Lyndon’s Legacy

It’s come to Broadway:

Last week’s observations of the 50th anniversary of the Civil Rights Act have rekindled debate over just how LBJ and his presidency ought to be remembered. Albert Hunt argues that the architect of the Great Society is under-appreciated, due in large part to the shadow of the Vietnam War:

In a Gallup poll, only 20 percent of Americans rated LBJ an above-average president, a lower ranking than George W. Bush or Jimmy Carter. Yet the 36th president affected the lives of most Americans and changed the fabric of today’s society more than any president since Franklin D. Roosevelt. …

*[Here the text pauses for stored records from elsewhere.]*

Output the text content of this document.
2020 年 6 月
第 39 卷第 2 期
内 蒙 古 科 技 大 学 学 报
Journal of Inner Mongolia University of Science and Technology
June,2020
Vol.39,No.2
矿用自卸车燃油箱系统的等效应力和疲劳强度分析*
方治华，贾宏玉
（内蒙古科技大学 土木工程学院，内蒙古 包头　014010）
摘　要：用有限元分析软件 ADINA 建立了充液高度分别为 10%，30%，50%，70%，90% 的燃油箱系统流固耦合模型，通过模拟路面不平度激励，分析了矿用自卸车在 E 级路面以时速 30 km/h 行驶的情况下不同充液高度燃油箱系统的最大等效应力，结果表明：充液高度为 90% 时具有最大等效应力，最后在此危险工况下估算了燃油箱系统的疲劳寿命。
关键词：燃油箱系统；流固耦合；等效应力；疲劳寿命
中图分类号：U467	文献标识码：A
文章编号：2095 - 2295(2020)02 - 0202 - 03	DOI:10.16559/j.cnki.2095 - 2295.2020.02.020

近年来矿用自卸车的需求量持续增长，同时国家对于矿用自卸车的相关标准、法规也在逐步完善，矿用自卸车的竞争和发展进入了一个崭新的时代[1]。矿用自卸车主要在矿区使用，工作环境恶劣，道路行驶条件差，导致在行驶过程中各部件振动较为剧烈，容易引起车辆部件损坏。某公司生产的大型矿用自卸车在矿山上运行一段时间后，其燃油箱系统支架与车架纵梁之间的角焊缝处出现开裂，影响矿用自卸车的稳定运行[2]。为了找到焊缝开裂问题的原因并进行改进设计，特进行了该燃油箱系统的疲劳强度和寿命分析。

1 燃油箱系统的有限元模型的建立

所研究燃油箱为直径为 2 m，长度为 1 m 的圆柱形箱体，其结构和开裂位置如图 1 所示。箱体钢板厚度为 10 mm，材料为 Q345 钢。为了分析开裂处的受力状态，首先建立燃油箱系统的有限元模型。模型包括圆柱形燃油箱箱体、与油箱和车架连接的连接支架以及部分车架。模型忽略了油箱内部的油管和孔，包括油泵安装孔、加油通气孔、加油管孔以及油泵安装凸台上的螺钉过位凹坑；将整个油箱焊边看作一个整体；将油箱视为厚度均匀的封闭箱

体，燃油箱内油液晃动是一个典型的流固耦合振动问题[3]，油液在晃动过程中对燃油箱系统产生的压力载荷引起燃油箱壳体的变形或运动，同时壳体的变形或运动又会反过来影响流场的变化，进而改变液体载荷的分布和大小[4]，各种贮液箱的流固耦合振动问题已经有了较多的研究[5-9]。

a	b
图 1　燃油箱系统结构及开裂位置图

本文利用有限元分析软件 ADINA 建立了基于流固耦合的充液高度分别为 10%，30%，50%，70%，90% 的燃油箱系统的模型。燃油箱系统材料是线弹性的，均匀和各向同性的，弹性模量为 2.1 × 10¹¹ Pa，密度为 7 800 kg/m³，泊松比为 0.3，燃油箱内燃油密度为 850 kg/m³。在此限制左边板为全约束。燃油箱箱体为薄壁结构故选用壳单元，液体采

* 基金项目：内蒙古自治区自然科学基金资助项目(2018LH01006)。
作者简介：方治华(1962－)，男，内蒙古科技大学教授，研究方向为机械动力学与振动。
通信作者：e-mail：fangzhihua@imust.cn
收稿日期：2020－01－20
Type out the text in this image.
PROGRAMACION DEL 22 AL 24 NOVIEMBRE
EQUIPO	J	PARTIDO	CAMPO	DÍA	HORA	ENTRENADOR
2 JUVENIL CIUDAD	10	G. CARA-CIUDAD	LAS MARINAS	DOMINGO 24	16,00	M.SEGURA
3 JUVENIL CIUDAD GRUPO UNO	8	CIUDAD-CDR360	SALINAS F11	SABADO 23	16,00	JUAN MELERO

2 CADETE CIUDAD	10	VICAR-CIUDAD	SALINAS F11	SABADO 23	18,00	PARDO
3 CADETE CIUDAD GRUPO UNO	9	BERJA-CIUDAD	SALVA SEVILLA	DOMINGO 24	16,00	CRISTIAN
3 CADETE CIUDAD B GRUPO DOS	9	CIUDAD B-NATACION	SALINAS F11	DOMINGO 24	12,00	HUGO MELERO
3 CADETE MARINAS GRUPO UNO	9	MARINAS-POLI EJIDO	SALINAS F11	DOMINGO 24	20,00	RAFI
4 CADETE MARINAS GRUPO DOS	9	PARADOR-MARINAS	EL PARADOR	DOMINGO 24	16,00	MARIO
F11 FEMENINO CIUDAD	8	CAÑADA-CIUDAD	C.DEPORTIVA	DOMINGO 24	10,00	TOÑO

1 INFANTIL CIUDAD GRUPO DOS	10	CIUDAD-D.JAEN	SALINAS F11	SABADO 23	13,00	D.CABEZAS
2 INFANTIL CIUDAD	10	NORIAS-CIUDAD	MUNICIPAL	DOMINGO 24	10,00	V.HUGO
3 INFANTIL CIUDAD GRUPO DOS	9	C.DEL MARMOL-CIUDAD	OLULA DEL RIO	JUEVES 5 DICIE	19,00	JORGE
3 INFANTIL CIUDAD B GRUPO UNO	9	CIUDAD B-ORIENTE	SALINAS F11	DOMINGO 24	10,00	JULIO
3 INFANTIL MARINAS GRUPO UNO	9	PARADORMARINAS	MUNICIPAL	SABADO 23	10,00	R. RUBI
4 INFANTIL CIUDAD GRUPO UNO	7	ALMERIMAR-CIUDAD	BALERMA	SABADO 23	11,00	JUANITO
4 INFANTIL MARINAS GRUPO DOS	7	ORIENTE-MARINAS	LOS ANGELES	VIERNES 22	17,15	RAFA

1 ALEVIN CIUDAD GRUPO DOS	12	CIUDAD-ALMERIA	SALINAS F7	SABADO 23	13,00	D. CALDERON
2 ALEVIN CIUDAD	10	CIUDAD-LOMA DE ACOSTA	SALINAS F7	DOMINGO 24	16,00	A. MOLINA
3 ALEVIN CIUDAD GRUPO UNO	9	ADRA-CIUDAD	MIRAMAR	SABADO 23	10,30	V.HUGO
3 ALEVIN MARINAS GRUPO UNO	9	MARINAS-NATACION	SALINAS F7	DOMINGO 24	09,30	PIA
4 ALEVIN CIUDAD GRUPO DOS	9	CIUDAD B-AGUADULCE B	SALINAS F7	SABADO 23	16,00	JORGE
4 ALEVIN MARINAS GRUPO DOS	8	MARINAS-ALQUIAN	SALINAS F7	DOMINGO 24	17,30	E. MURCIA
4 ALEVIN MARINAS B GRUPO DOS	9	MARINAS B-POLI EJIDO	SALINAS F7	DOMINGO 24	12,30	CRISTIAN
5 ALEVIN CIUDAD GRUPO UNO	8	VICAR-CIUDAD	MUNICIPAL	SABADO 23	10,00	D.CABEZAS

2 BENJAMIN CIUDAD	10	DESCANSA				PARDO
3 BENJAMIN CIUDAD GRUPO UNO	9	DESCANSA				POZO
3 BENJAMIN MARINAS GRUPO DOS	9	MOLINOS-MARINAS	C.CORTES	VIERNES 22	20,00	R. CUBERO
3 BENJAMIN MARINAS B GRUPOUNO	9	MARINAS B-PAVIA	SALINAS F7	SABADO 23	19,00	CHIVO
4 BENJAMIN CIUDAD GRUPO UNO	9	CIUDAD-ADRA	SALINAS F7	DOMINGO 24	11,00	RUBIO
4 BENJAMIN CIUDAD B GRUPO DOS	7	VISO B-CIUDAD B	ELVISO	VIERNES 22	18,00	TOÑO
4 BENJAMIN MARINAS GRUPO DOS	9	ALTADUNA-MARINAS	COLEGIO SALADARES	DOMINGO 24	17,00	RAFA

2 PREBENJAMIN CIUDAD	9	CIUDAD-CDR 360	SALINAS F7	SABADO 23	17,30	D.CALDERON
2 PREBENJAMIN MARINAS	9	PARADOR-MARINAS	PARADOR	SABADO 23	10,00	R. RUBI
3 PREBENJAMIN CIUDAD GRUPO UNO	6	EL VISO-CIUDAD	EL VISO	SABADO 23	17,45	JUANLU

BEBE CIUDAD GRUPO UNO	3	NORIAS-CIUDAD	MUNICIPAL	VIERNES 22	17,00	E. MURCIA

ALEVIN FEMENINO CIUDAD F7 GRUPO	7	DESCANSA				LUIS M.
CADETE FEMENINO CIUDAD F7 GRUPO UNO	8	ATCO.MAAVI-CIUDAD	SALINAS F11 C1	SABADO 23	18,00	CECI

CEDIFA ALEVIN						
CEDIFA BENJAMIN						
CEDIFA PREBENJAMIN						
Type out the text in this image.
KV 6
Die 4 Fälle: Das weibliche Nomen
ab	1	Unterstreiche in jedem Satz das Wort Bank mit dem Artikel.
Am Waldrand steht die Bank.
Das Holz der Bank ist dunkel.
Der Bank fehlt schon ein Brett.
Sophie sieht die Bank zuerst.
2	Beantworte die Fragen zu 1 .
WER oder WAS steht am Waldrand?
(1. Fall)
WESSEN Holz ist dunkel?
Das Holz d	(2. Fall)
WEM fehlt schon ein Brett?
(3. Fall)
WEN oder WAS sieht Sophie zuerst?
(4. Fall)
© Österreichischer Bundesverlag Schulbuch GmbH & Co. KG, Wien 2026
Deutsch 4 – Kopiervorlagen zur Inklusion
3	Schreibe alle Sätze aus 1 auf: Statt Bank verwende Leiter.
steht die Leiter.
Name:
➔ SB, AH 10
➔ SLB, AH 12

It is especially appropriate to spotlight these civil rights measures now, as state legislatures, and even the U.S. Supreme Court, are rolling back some of those protections. Likewise, the conventional wisdom is that Johnson’s Great Society and War on Poverty failed. The centerpiece was the 1965 enactment of Medicare and Medicaid. Despite worries about future financing and occasional scams, Medicare is central to the contemporary American experience. Last year, 52 million Americans were on Medicare and 57 million were on Medicaid.

But, to Michael Kazin, the horror of Vietnam trumps LBJ’s civil rights record:

Of course, to remember what the United States, during LBJ’s tenure, did to Vietnam and to the young Americans who served there does not cancel out his domestic achievements. But to portray him solely as a paragon of empathy, a liberal hero with a minor flaw or two, is not merely a feat of willful amnesia. It is deeply immoral.

In 1965, as Johnson was pushing Congress to enact the Voting Rights Act and Medicare, he was also initiating the bombing of North Vietnam and signing the orders which eventually sent over 500,000 U.S. troops to occupy and fight to “pacify” the Southern half of that country. At the time, liberal Democrats who opposed the war condemned the hypocrisy of a President who could help millions of Americans win their rights and a degree of medical security while he oversaw the destruction of what he called “a raggedy ass little third rate country.” Fifty years later, powerful Democrats in search of a usable past would just prefer to ignore the contradiction.

Jonathan Bernstein disputes the conventional wisdom that Obama would be a more effective president if only he were willing to push people around like LBJ did:

Once we get past the fairy tales and look at the limited effects of Johnson’s bullying style, we understand that intimidation might work in the short run, but has important long-term costs. For one thing, presidents need information, and intimidation isn’t always the best way to get it. Even the most careful presidents find it hard to get people to tell them bad news. Wouldn’t it be harder if bullying and humiliation are added to the price? …

There’s a tendency among Johnson supporters to see the war as separate from the good parts of his presidency. At its worst, that thinking comes close to a claim that Vietnam was something that happened to Johnson, while historic legislation is something that he made happen. But even if Johnson is assigned proper blame for the war, it’s still separated out. That probably is wrong; the traits that helped Johnson do well in some contexts were poisonous in others, and it’s not clear that one could have the good without the bad.

And Serwer points out that the Texan wasn’t exactly a paragon of racial sensitivity:

Lyndon Johnson said the word “nigger” a lot.

In Senate cloakrooms and staff meetings, Johnson was practically a connoisseur of the word. According to Johnson biographer Robert Caro, Johnson would calibrate his pronunciations by region, using “nigra” with some southern legislators and “negra” with others. Discussing civil rights legislation with men like Mississippi Democrat James Eastland, who committed most of his life to defending white supremacy, he’d simply call it “the nigger bill.” …

Even as president, Johnson’s interpersonal relationships with blacks were marred by his prejudice. As longtime Jet correspondent Simeon Booker wrote in his memoir Shocks the Conscience, early in his presidency, Johnson once lectured Booker after he authored a critical article for Jet Magazine, telling Booker he should “thank” Johnson for all he’d done for black people. In Flawed Giant, Johnson biographer Robert Dallek writes that Johnson explained his decision to nominate Thurgood Marshall to the Supreme Court rather than a less famous black judge by saying, “when I appoint a nigger to the bench, I want everybody to know he’s a nigger.”